[Tutor] Storing information as attributes or in a dictionary
Steven D'Aprano
steve at pearwood.info
Wed Sep 19 06:48:46 CEST 2012
On Tue, Sep 18, 2012 at 07:14:26AM -0700, Michiel de Hoon wrote:
> Dear all,
>
> Suppose I have a parser that parses information stored in e.g. an XML file.
You mean like the XML parsers that already come with Python?
http://docs.python.org/library/markup.html
http://eli.thegreenplace.net/2012/03/15/processing-xml-in-python-with-elementtree/
Or powerful third-party libraries that already exist?
http://lxml.de/index.html
Please don't waste your time re-inventing the wheel :)
> I would like to design a Python class to store the information
> contained in this XML file.
>
> One option is to create a class like this:
>
> class Record(object):
> pass
>
> and store the information in the XML file as attributes of objects of
> this class
That is perfectly fine if you have a known set of attribute names, and
none of them clash with Python reserved words (like "class", "del",
etc.) or are otherwise illegal identifiers (e.g. "2or3").
In general, I prefer to use a record-like object if and only if I have a
pre-defined set of field names, in which case I prefer to use
namedtuple:
py> from collections import namedtuple as nt
py> Record = nt("Record", "north south east west")
py> x = Record(1, 2, 3, 4)
py> print x
Record(north=1, south=2, east=3, west=4)
py> x.east
3
> Alternatively I could subclass the dictionary class:
>
> class Record(dict):
> pass
Why bother subclassing it? You don't add any functionality. Just return
a dict, it will be lighter-weight and faster.
> I can see some advantage to using a dictionary, because it allows me
> to use the same strings as keys in the dictionary as in used in the
> XML file itself. But are there some general guidelines for when to use
> a dictionary-like class,
Yes. You should prefer a dictionary when you have one or more of these:
- your field names could be illegal as identifiers
(e.g. "field name", "foo!", etc.)
- you have an unknown and potentially unlimited number of field names
- each record could have a different set of field names
- or some fields may be missing
- you expect to be programmatically inspecting field names that aren't
known until runtime, e.g.:
name = get_name_of_field()
value = record[name] # is cleaner than getattr(record, name)

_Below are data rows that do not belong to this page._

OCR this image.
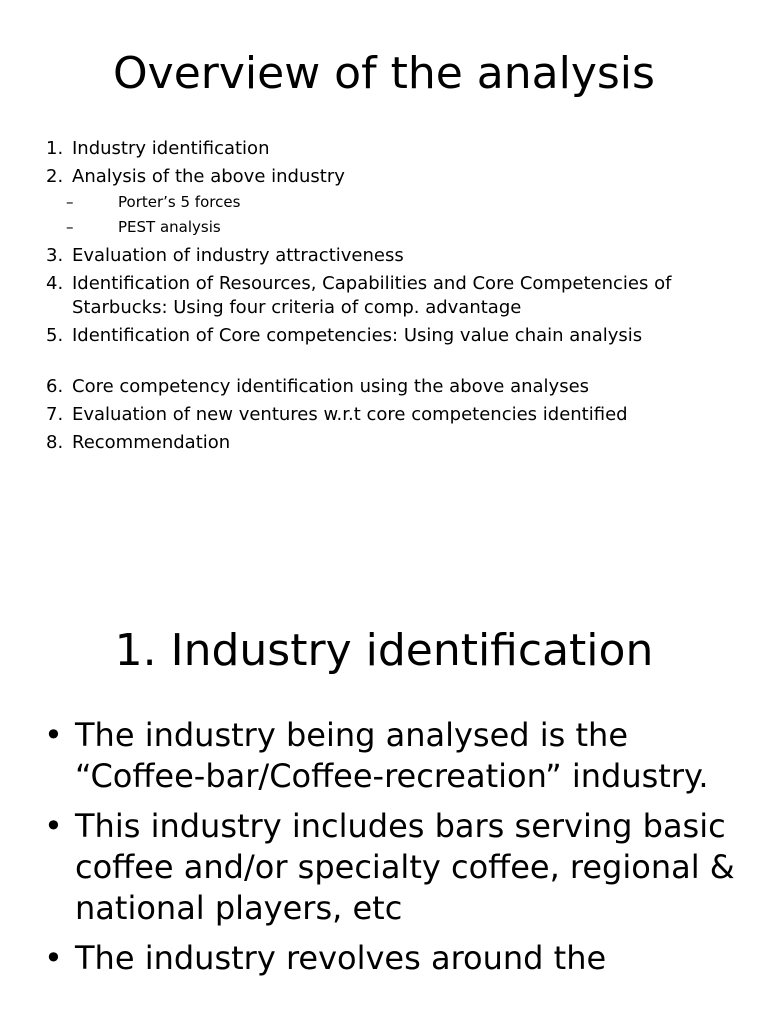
Overview of the analysis
1. Industry identification
2. Analysis of the above industry
–	Porter’s 5 forces
–	PEST analysis
3. Evaluation of industry attractiveness
4. Identification of Resources, Capabilities and Core Competencies of Starbucks: Using four criteria of comp. advantage
5. Identification of Core competencies: Using value chain analysis
6. Core competency identification using the above analyses
7. Evaluation of new ventures w.r.t core competencies identified
8. Recommendation
1. Industry identification
• The industry being analysed is the “Coffee-bar/Coffee-recreation” industry.
• This industry includes bars serving basic coffee and/or specialty coffee, regional & national players, etc
• The industry revolves around the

- you expect to iterate over all field names
You might prefer to use attributes of a class if you have one or more
of these:
- all field names are guaranteed to be legal identifiers
- you have a fixed set of field names, known ahead of time
- you value the convenience of writing record.field instead of
record['field']
> and when to use attributes to store
> information? In particular, are there any situations where there is
> some advantage in using attributes?
Not so much. Attributes are convenient, because you save three
characters:
obj.spam
obj['spam']
but otherwise attributes are just a more limited version of dict keys.
Anything that can be done with attributes can be done with a dict, since
attributes are usually implemented with a dict.